If you did all the previous steps correctly, visiting the URL of your ONLYOFFICE server at https://office.example.com should redirect you to a welcome page which looks similar to this.

To integrate OnlyOffice with NextCloud, login to NextCloud with an admin account and select the drop down in the top-right corner > Apps. Then select the Office & text app category from the left sidebar. Install the ONLYOFFICE – ONLYOFFICE connector app and enable it.

Next, select the drop-down in the top-right corner > Settings. Then select ONLYOFFICE under Administration from the left sidebar.
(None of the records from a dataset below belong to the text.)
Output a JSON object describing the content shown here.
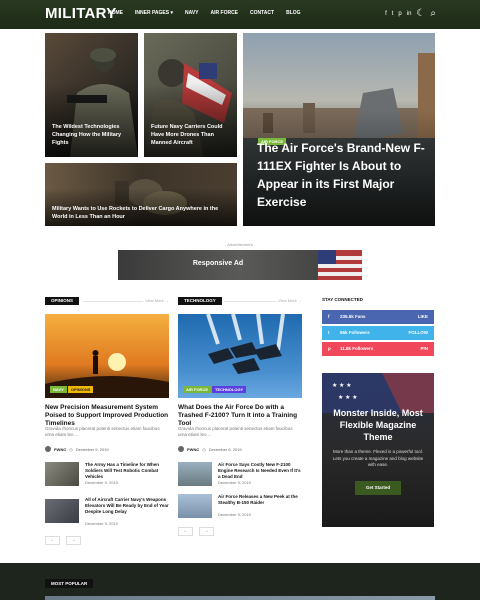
{
  "nav": {
    "logo": "MILITARY",
    "items": [
      "HOME",
      "INNER PAGES ▾",
      "NAVY",
      "AIR FORCE",
      "CONTACT",
      "BLOG"
    ],
    "icons": [
      "f",
      "t",
      "p",
      "in",
      "☾",
      "⌕"
    ]
  },
  "featured": [
    {
      "title": "The Wildest Technologies Changing How the Military Fights"
    },
    {
      "title": "Future Navy Carriers Could Have More Drones Than Manned Aircraft"
    },
    {
      "title": "Military Wants to Use Rockets to Deliver Cargo Anywhere in the World in Less Than an Hour"
    }
  ],
  "hero": {
    "badge": "AIR FORCE",
    "title": "The Air Force's Brand-New F-111EX Fighter Is About to Appear in its First Major Exercise"
  },
  "ad": {
    "label": "- Advertisement -",
    "text": "Responsive Ad"
  },
  "opinions": {
    "header": "OPINIONS",
    "more": "View More →",
    "main": {
      "badges": [
        "NAVY",
        "OPINIONS"
      ],
      "title": "New Precision Measurement System Poised to Support Improved Production Timelines",
      "excerpt": "Gravida rhoncus placerat potenti senectus etiam faucibus urna etiam leo ...",
      "author": "PWNC",
      "date": "December 9, 2019"
    },
    "list": [
      {
        "title": "The Army Has a Timeline for When Soldiers Will Test Robotic Combat Vehicles",
        "date": "December 9, 2019"
      },
      {
        "title": "All of Aircraft Carrier Navy's Weapons Elevators Will Be Ready by End of Year Despite Long Delay",
        "date": "December 9, 2019"
      }
    ]
  },
  "technology": {
    "header": "TECHNOLOGY",
    "more": "View More →",
    "main": {
      "badges": [
        "AIR FORCE",
        "TECHNOLOGY"
      ],
      "title": "What Does the Air Force Do with a Trashed F-2100? Turn It into a Training Tool",
      "excerpt": "Gravida rhoncus placerat potenti senectus etiam faucibus urna etiam leo ...",
      "author": "PWNC",
      "date": "December 9, 2019"
    },
    "list": [
      {
        "title": "Air Force Says Costly New F-2100 Engine Research Is Needed Even If It's a Dead End",
        "date": "December 9, 2019"
      },
      {
        "title": "Air Force Releases a New Peek at the Stealthy B-150 Raider",
        "date": "December 9, 2019"
      }
    ]
  },
  "stay": {
    "header": "STAY CONNECTED",
    "items": [
      {
        "count": "235.5k Fans",
        "action": "LIKE",
        "color": "#4a66b0"
      },
      {
        "count": "65k Followers",
        "action": "FOLLOW",
        "color": "#3fb3ea"
      },
      {
        "count": "11.8k Followers",
        "action": "PIN",
        "color": "#f0485a"
      }
    ]
  },
  "promo": {
    "title": "Monster Inside, Most Flexible Magazine Theme",
    "text": "More than a theme. Flexed is a powerful tool. Lets you create a magazine and blog website with ease.",
    "button": "Get Started"
  },
  "footer": {
    "header": "MOST POPULAR"
  },
  "pager": {
    "prev": "←",
    "next": "→"
  }
}
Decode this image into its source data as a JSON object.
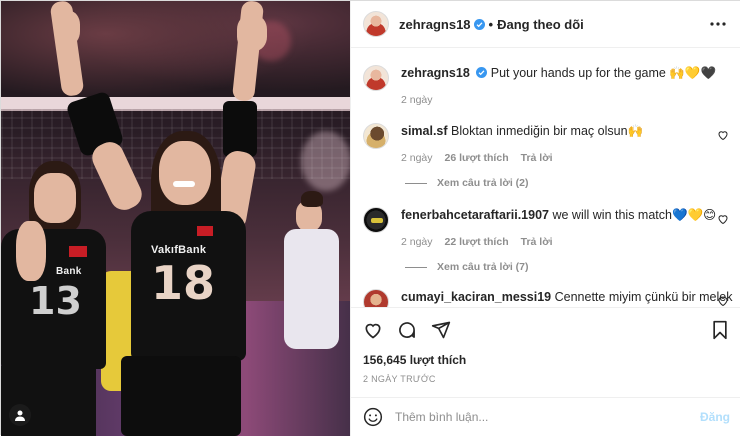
{
  "post": {
    "author": "zehragns18",
    "follow_status": "Đang theo dõi",
    "separator": "•",
    "caption": {
      "username": "zehragns18",
      "text": "Put your hands up for the game 🙌💛🖤",
      "time": "2 ngày"
    },
    "photo": {
      "jersey_number": "18",
      "sponsor": "VakıfBank",
      "left_jersey_number": "13",
      "left_sponsor": "Bank"
    },
    "comments": [
      {
        "username": "simal.sf",
        "text": "Bloktan inmediğin bir maç olsun🙌",
        "time": "2 ngày",
        "likes": "26 lượt thích",
        "reply_label": "Trả lời",
        "view_replies": "Xem câu trả lời (2)"
      },
      {
        "username": "fenerbahcetaraftarii.1907",
        "text": "we will win this match💙💛😊",
        "time": "2 ngày",
        "likes": "22 lượt thích",
        "reply_label": "Trả lời",
        "view_replies": "Xem câu trả lời (7)"
      },
      {
        "username": "cumayi_kaciran_messi19",
        "text": "Cennette miyim çünkü bir melek"
      }
    ],
    "likes_count": "156,645 lượt thích",
    "posted_ago": "2 NGÀY TRƯỚC",
    "comment_box": {
      "placeholder": "Thêm bình luận...",
      "post_label": "Đăng"
    },
    "colors": {
      "verified": "#3897f0",
      "post_button_disabled": "#b2dffc",
      "secondary_text": "#8e8e8e"
    },
    "icons": {
      "more": "more-options-icon",
      "like": "heart-icon",
      "comment": "comment-icon",
      "share": "share-icon",
      "save": "bookmark-icon",
      "emoji": "emoji-icon",
      "tagged_user": "user-tag-icon"
    }
  }
}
Enter the URL of your ONLYOFFICE server in “Document Editing Service address” and click “Save.” Enter the JWT_SECRET token specified when spinning up the ONLYOFFICE container in “Secret key” textbox so NextCloud can prove to the ONLYOFFICE server it’s authorized to connect.

When opening files in NextCloud with the supported file extensions, the ONLYOFFICE word processor, spreadsheet, or presentation applications will automatically launch in-line (in the browser window).

Any NextCloud user can also launch ONLYOFFICE to create new documents, spreadsheets, and presentations by selecting the drop down above the directory listing in their NextCloud dashboard.